# seats with carbon rails on new madone?



## wally189 (Jul 6, 2007)

I tried a new fizik arione cx with the carbon rails not knowing that none of the seats with the 7x9 carbon rails wont work with the side clamping of the seat mast. I had to send it back and try a selle italia slr instead. anybody else have the same issues?


----------



## edwinjong (Dec 18, 2005)

*carbon rails*

yup, had to switch my Arione to my SLR kit carbon.


----------



## wally189 (Jul 6, 2007)

I'm confused which seat do you have on the bike now?


----------



## edwinjong (Dec 18, 2005)

*seat*

Selle Italia SLR Kit Carbno


----------



## wally189 (Jul 6, 2007)

how did you get that to fit? does it have the 7 x9 rail size?


----------



## mqkemp (Oct 15, 2007)

you have to buy the oversized ears (seat clamps) for the bontrager seatpost. You can find them on the bontrager wesite (part# 406923 ~$10)


----------



## JoeyBuck (Apr 2, 2008)

Sorry to ask a stupid question. What does one mean by 7 x 9 rails?
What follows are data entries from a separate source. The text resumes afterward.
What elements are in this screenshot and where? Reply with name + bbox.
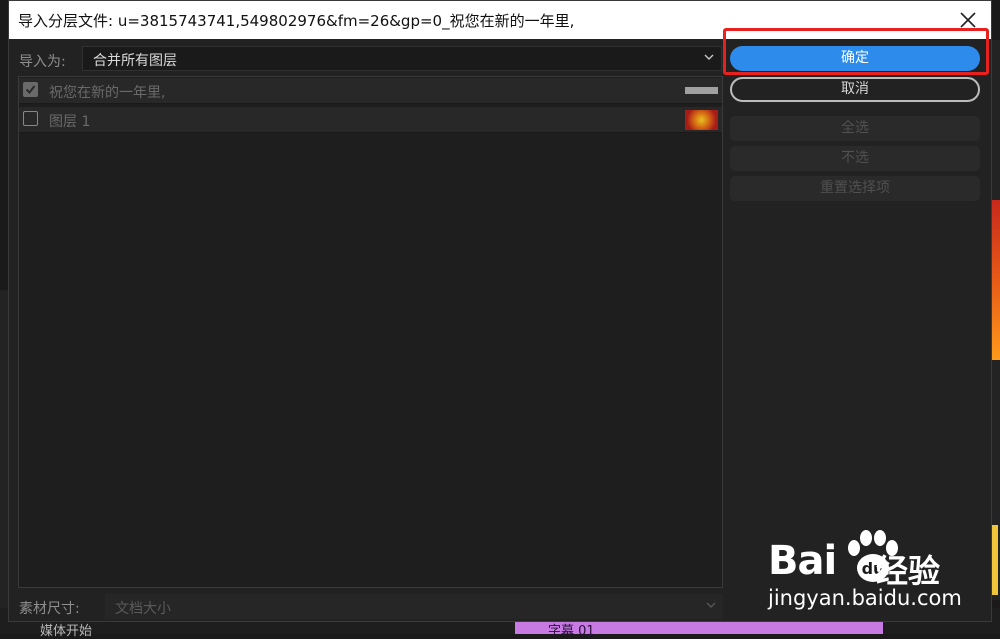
reset-selection-button[interactable]: 重置选择项 (730, 176, 980, 201)
import-as-label: 导入为: (19, 54, 66, 70)
layer-name: 祝您在新的一年里, (49, 85, 166, 101)
layer-row[interactable]: 祝您在新的一年里, (19, 78, 722, 104)
baidu-jingyan-watermark: Bai du 经验 jingyan.baidu.com (768, 530, 998, 616)
import-layered-file-dialog: 导入分层文件: u=3815743741,549802976&fm=26&gp=… (8, 0, 992, 622)
dialog-title: 导入分层文件: u=3815743741,549802976&fm=26&gp=… (18, 12, 575, 30)
background-preview-red (992, 200, 1000, 360)
watermark-brand: Bai (768, 538, 837, 584)
layer-list: 祝您在新的一年里, 图层 1 (18, 76, 723, 588)
background-timeline-label: 媒体开始 (40, 624, 93, 639)
ok-button[interactable]: 确定 (730, 46, 980, 71)
select-all-button[interactable]: 全选 (730, 116, 980, 141)
chevron-down-icon (706, 602, 716, 608)
layer-name: 图层 1 (49, 114, 91, 130)
chevron-down-icon (704, 54, 714, 60)
close-button[interactable] (957, 9, 979, 31)
close-icon (960, 12, 976, 28)
checkmark-icon (25, 85, 36, 95)
layer-thumbnail (685, 87, 718, 94)
footage-size-label: 素材尺寸: (19, 601, 80, 617)
footage-size-value: 文档大小 (115, 601, 171, 617)
dialog-titlebar: 导入分层文件: u=3815743741,549802976&fm=26&gp=… (9, 1, 991, 39)
watermark-url: jingyan.baidu.com (768, 586, 962, 610)
layer-checkbox[interactable] (23, 82, 38, 97)
footage-size-select[interactable]: 文档大小 (105, 594, 723, 619)
background-clip-label: 字幕 01 (548, 624, 595, 639)
select-none-button[interactable]: 不选 (730, 146, 980, 171)
layer-thumbnail (685, 110, 718, 130)
import-as-select[interactable]: 合并所有图层 (82, 46, 722, 71)
import-as-value: 合并所有图层 (93, 53, 177, 69)
layer-row[interactable]: 图层 1 (19, 107, 722, 133)
cancel-button[interactable]: 取消 (730, 77, 980, 102)
layer-checkbox[interactable] (23, 111, 38, 126)
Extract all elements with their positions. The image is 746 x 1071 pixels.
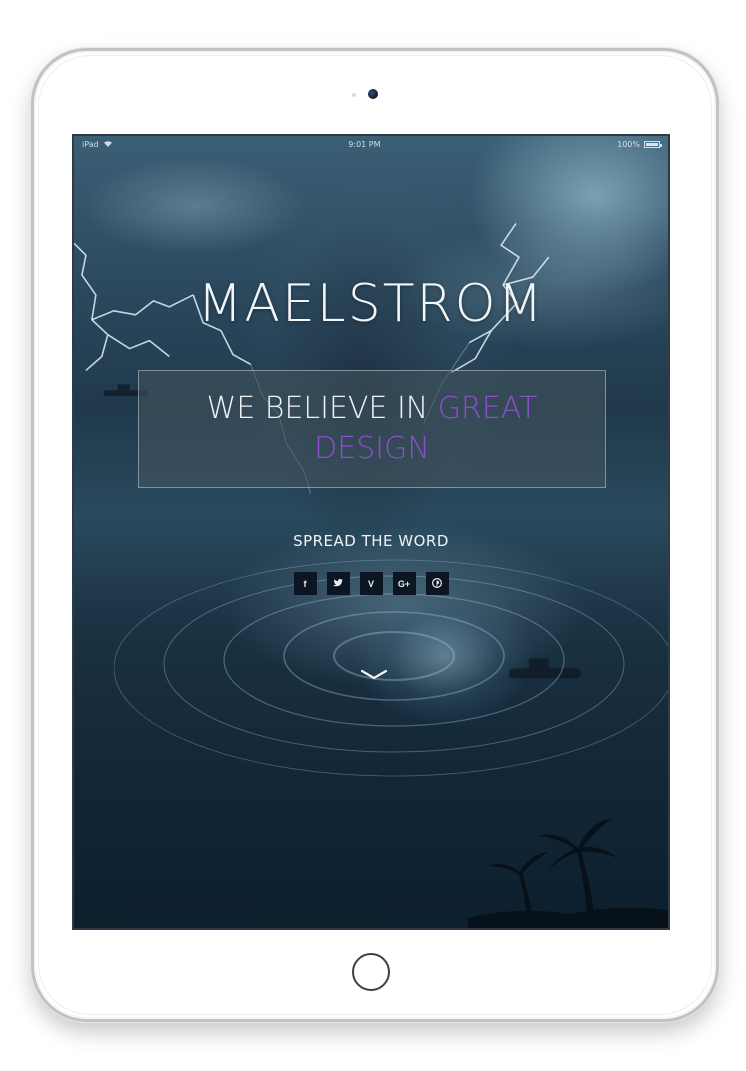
site-title: MAELSTROM [197,274,545,334]
pinterest-icon [431,577,443,590]
scroll-down-button[interactable] [360,668,388,680]
home-button[interactable] [352,953,390,991]
facebook-icon: f [303,578,307,589]
google-plus-icon: G+ [397,578,411,589]
google-plus-share-button[interactable]: G+ [392,572,416,595]
tagline-prefix: WE BELIEVE IN [206,391,438,426]
front-camera [368,89,378,99]
tablet-screen: iPad 9:01 PM 100% MAELSTROM WE BELIEVE I… [72,134,670,930]
pinterest-share-button[interactable] [425,572,449,595]
vimeo-share-button[interactable]: V [359,572,383,595]
twitter-icon [333,578,343,590]
status-left: iPad [82,140,112,149]
tagline-panel: WE BELIEVE IN GREAT DESIGN [138,370,606,488]
twitter-share-button[interactable] [326,572,350,595]
social-share-row: f V G+ [74,572,668,595]
battery-icon [644,140,662,148]
facebook-share-button[interactable]: f [293,572,317,595]
device-label: iPad [82,139,99,149]
palm-trees-silhouette [468,818,668,928]
battery-percent: 100% [617,139,640,149]
chevron-down-icon [360,669,388,680]
ambient-sensor [352,93,356,97]
status-time: 9:01 PM [348,139,381,149]
vimeo-icon: V [367,578,374,589]
tagline: WE BELIEVE IN GREAT DESIGN [182,389,562,469]
battery-indicator: 100% [617,139,662,149]
wifi-icon [103,140,112,149]
ios-status-bar: iPad 9:01 PM 100% [74,136,668,152]
spread-the-word-label: SPREAD THE WORD [293,532,449,550]
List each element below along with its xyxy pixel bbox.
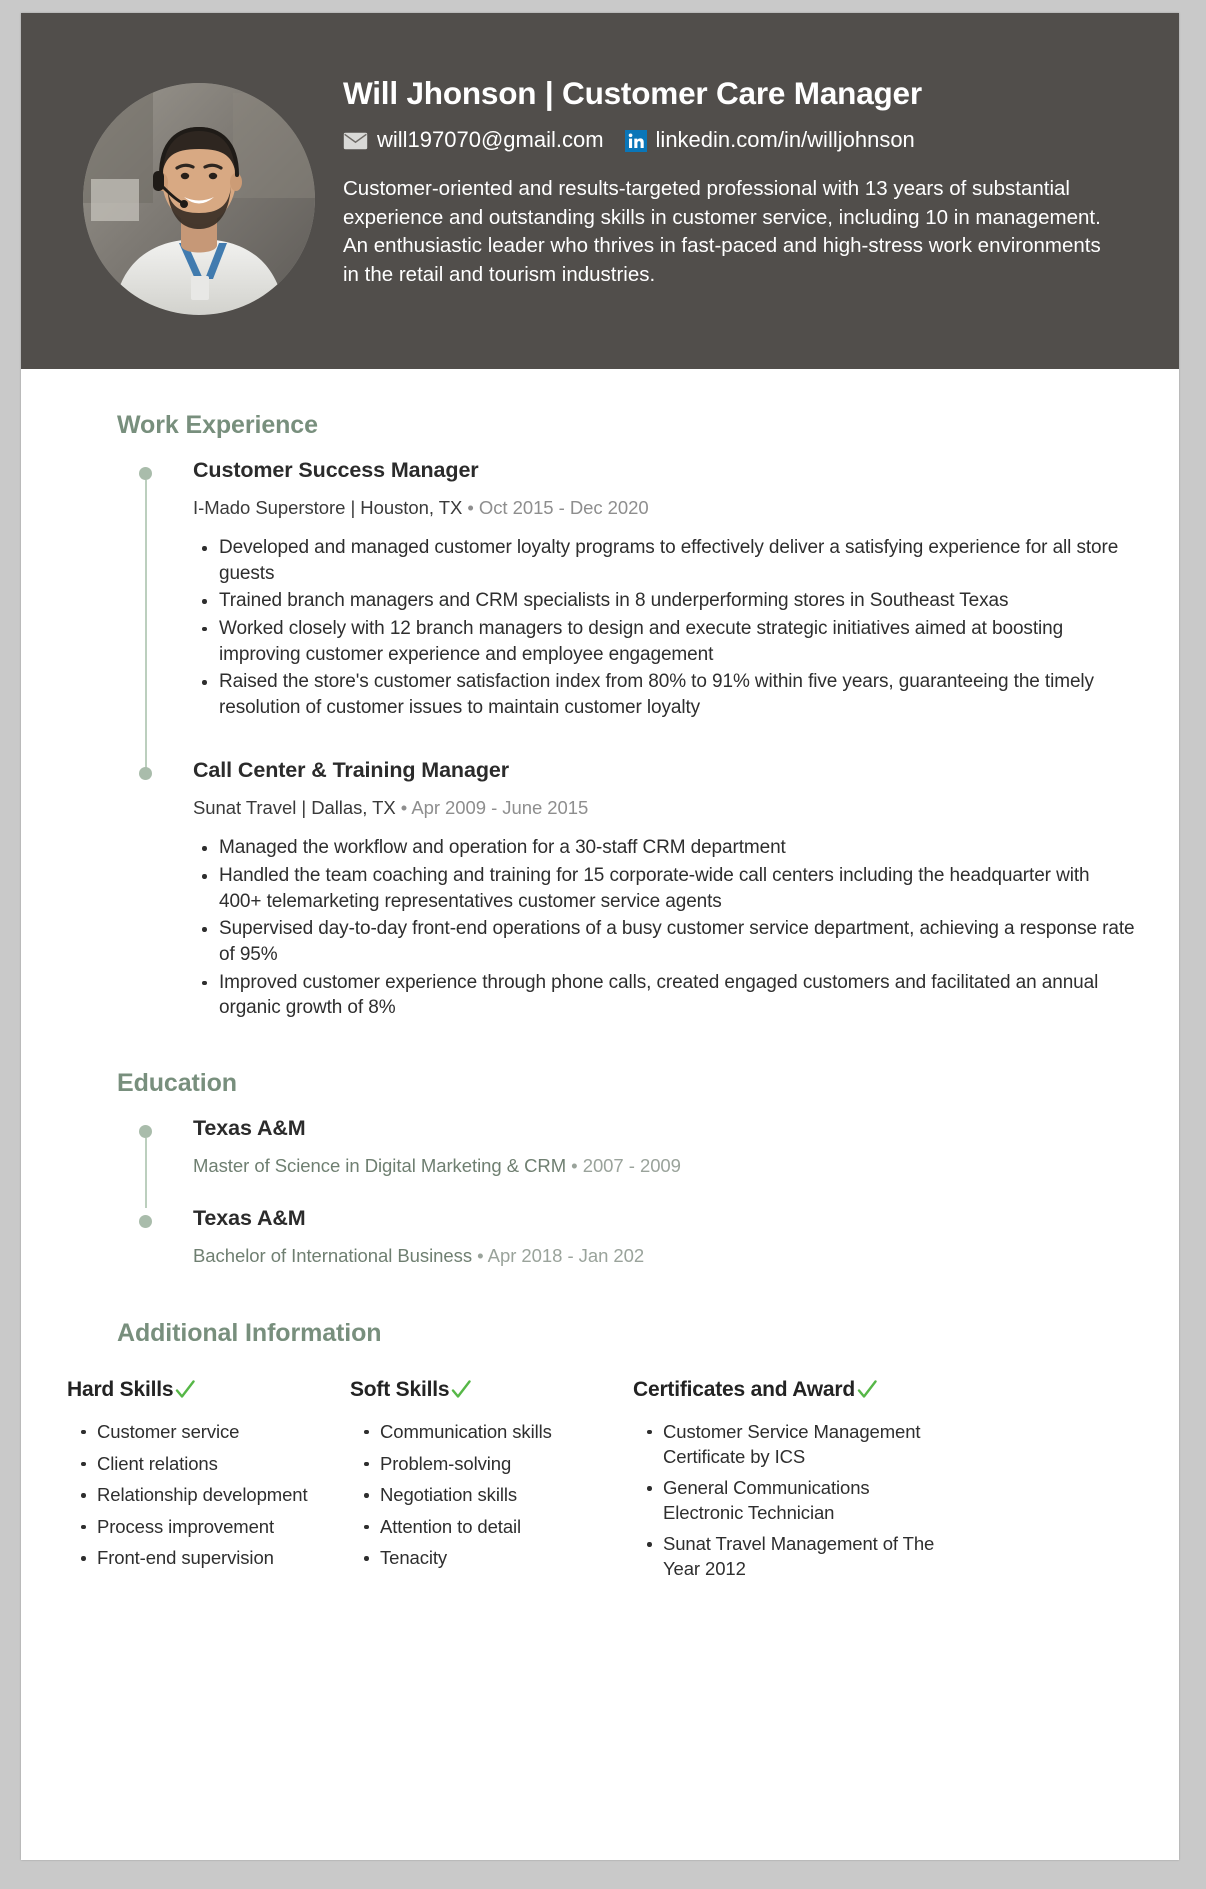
check-icon (856, 1379, 878, 1401)
job-title: Call Center & Training Manager (193, 758, 509, 783)
skills-heading: Hard Skills (67, 1378, 350, 1402)
linkedin-text[interactable]: linkedin.com/in/willjohnson (656, 126, 915, 154)
job-company: I-Mado Superstore | Houston, TX (193, 497, 463, 518)
skills-grid: Hard Skills Customer service Client rela… (65, 1378, 1135, 1589)
timeline-dot-icon (139, 467, 152, 480)
work-timeline: Customer Success Manager I-Mado Supersto… (65, 458, 1135, 1021)
check-icon (450, 1379, 472, 1401)
work-entry: Customer Success Manager I-Mado Supersto… (139, 458, 1135, 770)
entry-spacer (193, 722, 1135, 758)
skills-list: Customer service Client relations Relati… (67, 1420, 350, 1571)
list-item: Trained branch managers and CRM speciali… (202, 588, 1135, 614)
school-name: Texas A&M (193, 1205, 306, 1230)
section-heading-work-experience: Work Experience (117, 411, 318, 439)
school-name: Texas A&M (193, 1115, 306, 1140)
list-item: Customer service (81, 1420, 350, 1445)
list-item: General Communications Electronic Techni… (647, 1476, 953, 1525)
list-item: Improved customer experience through pho… (202, 970, 1135, 1021)
meta-separator: • (477, 1244, 484, 1266)
education-meta: Master of Science in Digital Marketing &… (193, 1155, 1135, 1177)
page-title: Will Jhonson | Customer Care Manager (343, 75, 922, 111)
section-heading-education: Education (117, 1068, 237, 1097)
list-item: Client relations (81, 1452, 350, 1477)
list-item: Relationship development (81, 1483, 350, 1508)
list-item: Process improvement (81, 1515, 350, 1540)
list-item: Customer Service Management Certificate … (647, 1420, 953, 1469)
skills-list: Customer Service Management Certificate … (633, 1420, 953, 1582)
list-item: Handled the team coaching and training f… (202, 863, 1135, 914)
professional-summary: Customer-oriented and results-targeted p… (343, 177, 1101, 286)
list-item: Attention to detail (364, 1515, 633, 1540)
meta-separator: • (571, 1154, 578, 1176)
job-meta: I-Mado Superstore | Houston, TX • Oct 20… (193, 497, 1135, 519)
list-item: Supervised day-to-day front-end operatio… (202, 916, 1135, 967)
email-text[interactable]: will197070@gmail.com (377, 126, 604, 154)
list-item: Worked closely with 12 branch managers t… (202, 616, 1135, 667)
skills-column-certificates: Certificates and Award Customer Service … (633, 1378, 953, 1589)
section-heading-additional-information: Additional Information (117, 1318, 382, 1347)
list-item: Tenacity (364, 1546, 633, 1571)
page-background: Will Jhonson | Customer Care Manager wil… (0, 0, 1206, 1889)
skills-list: Communication skills Problem-solving Neg… (350, 1420, 633, 1571)
skills-column-soft: Soft Skills Communication skills Problem… (350, 1378, 633, 1589)
education-entry: Texas A&M Bachelor of International Busi… (139, 1205, 1135, 1267)
timeline-line (144, 480, 147, 770)
list-item: Negotiation skills (364, 1483, 633, 1508)
meta-separator: • (467, 497, 474, 518)
resume-document: Will Jhonson | Customer Care Manager wil… (21, 13, 1179, 1860)
list-item: Front-end supervision (81, 1546, 350, 1571)
education-timeline: Texas A&M Master of Science in Digital M… (65, 1116, 1135, 1267)
job-bullet-list: Managed the workflow and operation for a… (193, 835, 1135, 1020)
timeline-dot-icon (139, 767, 152, 781)
timeline-line (144, 1137, 147, 1208)
job-company: Sunat Travel | Dallas, TX (193, 797, 396, 819)
skills-heading-label: Certificates and Award (633, 1377, 856, 1401)
entry-spacer (193, 1177, 1135, 1206)
degree-name: Bachelor of International Business (193, 1244, 473, 1266)
job-meta: Sunat Travel | Dallas, TX • Apr 2009 - J… (193, 797, 1135, 819)
job-bullet-list: Developed and managed customer loyalty p… (193, 535, 1135, 720)
list-item: Sunat Travel Management of The Year 2012 (647, 1532, 953, 1581)
degree-name: Master of Science in Digital Marketing &… (193, 1154, 567, 1176)
timeline-dot-icon (139, 1124, 152, 1138)
list-item: Developed and managed customer loyalty p… (202, 535, 1135, 586)
education-meta: Bachelor of International Business • Apr… (193, 1245, 1135, 1267)
list-item: Communication skills (364, 1420, 633, 1445)
avatar (83, 83, 315, 315)
resume-body: Work Experience Customer Success Manager… (21, 411, 1179, 1589)
job-title: Customer Success Manager (193, 458, 479, 482)
list-item: Raised the store's customer satisfaction… (202, 669, 1135, 720)
envelope-icon (343, 132, 368, 150)
resume-header: Will Jhonson | Customer Care Manager wil… (21, 13, 1179, 369)
skills-column-hard: Hard Skills Customer service Client rela… (67, 1378, 350, 1589)
list-item: Problem-solving (364, 1452, 633, 1477)
education-entry: Texas A&M Master of Science in Digital M… (139, 1115, 1135, 1208)
skills-heading: Soft Skills (350, 1378, 633, 1402)
skills-heading-label: Soft Skills (350, 1377, 450, 1401)
job-dates: Apr 2009 - June 2015 (411, 797, 589, 819)
header-text-column: Will Jhonson | Customer Care Manager wil… (343, 43, 1139, 289)
education-dates: 2007 - 2009 (582, 1154, 681, 1176)
skills-heading-label: Hard Skills (67, 1377, 174, 1401)
job-dates: Oct 2015 - Dec 2020 (478, 497, 649, 518)
check-icon (174, 1379, 196, 1401)
education-dates: Apr 2018 - Jan 202 (487, 1244, 645, 1266)
photo-column (65, 43, 315, 315)
skills-heading: Certificates and Award (633, 1378, 953, 1402)
linkedin-icon (624, 129, 647, 152)
list-item: Managed the workflow and operation for a… (202, 835, 1135, 861)
timeline-dot-icon (139, 1214, 152, 1228)
meta-separator: • (400, 797, 408, 819)
contact-row: will197070@gmail.com linkedin.com/in/wil… (343, 126, 1139, 154)
work-entry: Call Center & Training Manager Sunat Tra… (139, 758, 1135, 1020)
I have a Fizik Alliante (Ti rails) and it seems to fit fine on my 08 Madone seatpost. Should I be checking something?


----------



## mqkemp (Oct 15, 2007)

7x9 refers to 7cm length and 9mm diameter rail. The diameter of the rail is the main issue that most people have with the braided carbon rails of the fizik saddles. These newer carbon rails are 9.6mm in diameter vs 8 for the older carbon rails vs 7 for the K:ium/titanium rails. Some seatpost companies sell clamps that accommodate these oversized rails but not all. You'll have to contact the company. In regards to a madone it probably came with a bontrager post and hence you should be able to purchase oversized seat clamp (ears) parts. Be forewarned that trek does not recommend using carbon rails with any of its post. You may need to contact fizik to make sure treks clamping system is safe.


----------



## JoeyBuck (Apr 2, 2008)

mqkemp,
Many thanks for the detailed information. Could not ask for more.


----------



## cyclust (Sep 8, 2004)

I personally think that that carbon is simply a bad material to use for seat rails. To much chance of the rails being crushed by the clamp, thus compromising their strength.


----------